Weight Grade on Report Cards Angers Parents
One Wyoming school district is grading its students' body mass index.
Aug. 27, 2007 — -- A survey released today by the Trust for America's Health reported that the rate of childhood obesity more than tripled from 1980 to 2004, and that approximately 25 million children are obese or overweight. One school is trying to do something to reverse that trend, but not everyone is happy about it.
Four times during the school year in Campbell County, Wyo., the school sends report cards home. Anxious parents and worried students are provided with the typical grading categories -- academic performance, attendance and a work ethic score.
But here in Gillette, there's an additional grade that has some families up in arms.
It's called the body mass index, or BMI, a calculation based on height and weight that indicates whether your kid is too fat. The school chooses the word "overweight." If your child scores too high, it's the fitness equivalent of a bad grade.
When Taylor Barbour came home with a BMI score of 32, seven points over the "normal range," his mother, Rosie Barbour, was none too pleased.
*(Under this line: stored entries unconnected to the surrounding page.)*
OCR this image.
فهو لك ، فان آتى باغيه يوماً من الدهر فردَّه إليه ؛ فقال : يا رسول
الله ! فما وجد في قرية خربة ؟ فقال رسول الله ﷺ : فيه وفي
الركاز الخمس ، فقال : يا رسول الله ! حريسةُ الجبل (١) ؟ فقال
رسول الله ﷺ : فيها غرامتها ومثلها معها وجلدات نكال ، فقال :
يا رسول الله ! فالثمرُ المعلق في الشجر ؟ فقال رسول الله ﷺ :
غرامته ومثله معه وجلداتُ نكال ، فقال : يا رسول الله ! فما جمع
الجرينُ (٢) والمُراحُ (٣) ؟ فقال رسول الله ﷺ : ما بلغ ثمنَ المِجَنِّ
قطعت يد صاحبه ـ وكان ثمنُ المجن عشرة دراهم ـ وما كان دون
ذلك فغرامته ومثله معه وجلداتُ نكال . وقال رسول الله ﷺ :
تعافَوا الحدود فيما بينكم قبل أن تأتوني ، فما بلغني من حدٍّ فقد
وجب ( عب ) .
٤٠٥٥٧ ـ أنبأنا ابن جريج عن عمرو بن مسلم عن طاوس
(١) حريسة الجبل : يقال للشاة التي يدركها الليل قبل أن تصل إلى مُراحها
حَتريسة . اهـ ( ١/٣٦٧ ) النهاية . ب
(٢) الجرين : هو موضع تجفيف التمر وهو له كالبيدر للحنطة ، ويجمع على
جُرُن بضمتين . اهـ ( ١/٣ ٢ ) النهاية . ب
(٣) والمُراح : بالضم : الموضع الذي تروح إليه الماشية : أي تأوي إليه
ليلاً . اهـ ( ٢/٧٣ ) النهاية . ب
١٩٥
Her anger was directed not at her 12-year-old son but at the school.
"It just doesn't have any place in the school," said Barbour. "It's fine if you want to teach them how to eat healthy, and make better choices during health class, but I don't think giving them BMI on their report card" is the answer.
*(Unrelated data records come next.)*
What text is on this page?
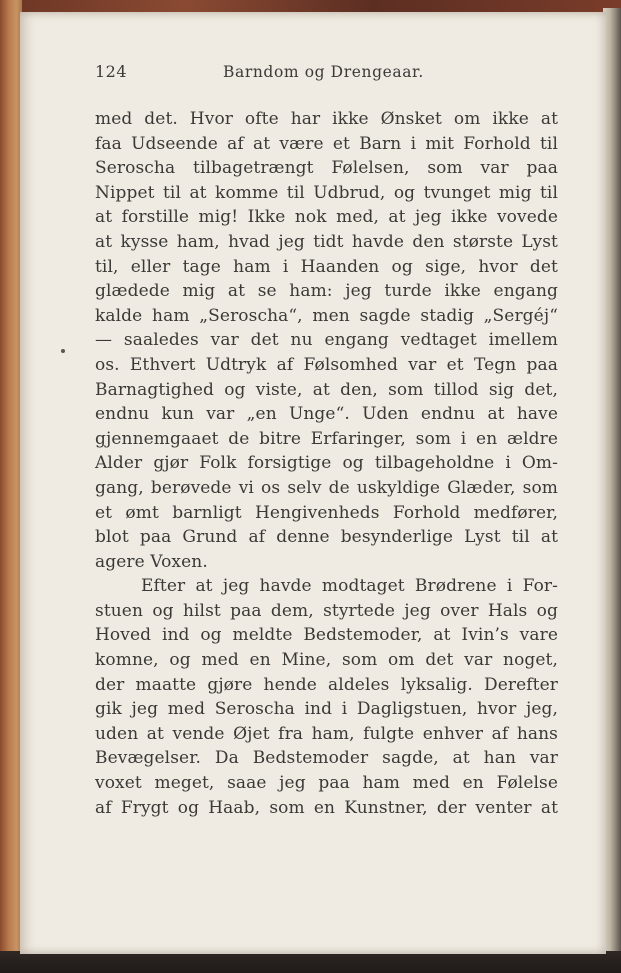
124	Barndom og Drengeaar.
med det. Hvor ofte har ikke Ønsket om ikke at
faa Udseende af at være et Barn i mit Forhold til
Seroscha tilbagetrængt Følelsen, som var paa
Nippet til at komme til Udbrud, og tvunget mig til
at forstille mig! Ikke nok med, at jeg ikke vovede
at kysse ham, hvad jeg tidt havde den største Lyst
til, eller tage ham i Haanden og sige, hvor det
glædede mig at se ham: jeg turde ikke engang
kalde ham „Seroscha“, men sagde stadig „Sergéj“
— saaledes var det nu engang vedtaget imellem
os. Ethvert Udtryk af Følsomhed var et Tegn paa
Barnagtighed og viste, at den, som tillod sig det,
endnu kun var „en Unge“. Uden endnu at have
gjennemgaaet de bitre Erfaringer, som i en ældre
Alder gjør Folk forsigtige og tilbageholdne i Om-
gang, berøvede vi os selv de uskyldige Glæder, som
et ømt barnligt Hengivenheds Forhold medfører,
blot paa Grund af denne besynderlige Lyst til at
agere Voxen.
Efter at jeg havde modtaget Brødrene i For-
stuen og hilst paa dem, styrtede jeg over Hals og
Hoved ind og meldte Bedstemoder, at Ivin’s vare
komne, og med en Mine, som om det var noget,
der maatte gjøre hende aldeles lyksalig. Derefter
gik jeg med Seroscha ind i Dagligstuen, hvor jeg,
uden at vende Øjet fra ham, fulgte enhver af hans
Bevægelser. Da Bedstemoder sagde, at han var
voxet meget, saae jeg paa ham med en Følelse
af Frygt og Haab, som en Kunstner, der venter at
On top of that, the school district sent a letter in the mail inviting Taylor -- and 172 other kids with high BMI scores -- to join an exercise program three times of week. It's called the Strong Kids Club and came free to his family, with a promise that "it will be fun."
Barbour found nothing "fun" about the invitation. "We were quite angry," she said. "[It] implied that the entire family needed help. And they don't know the family's situation."
Dr. Dave Fall, the chairman of the Campbell County School Board, contends that the offer was not intended to offend anyone. Since 2004, Fall, who is also a pediatrician, has spearheaded a movement, trying to whip the kids of Cambell County into shape. "We're not trying to hurt anyone's feelings, but we just want them to have the information," he said.
Fall has been practicing in the county for more than two decades and has seen at least half the childhood population come through his waiting room at one time or another. It is his opinion that a lot of Campbell County kids have a weight problem.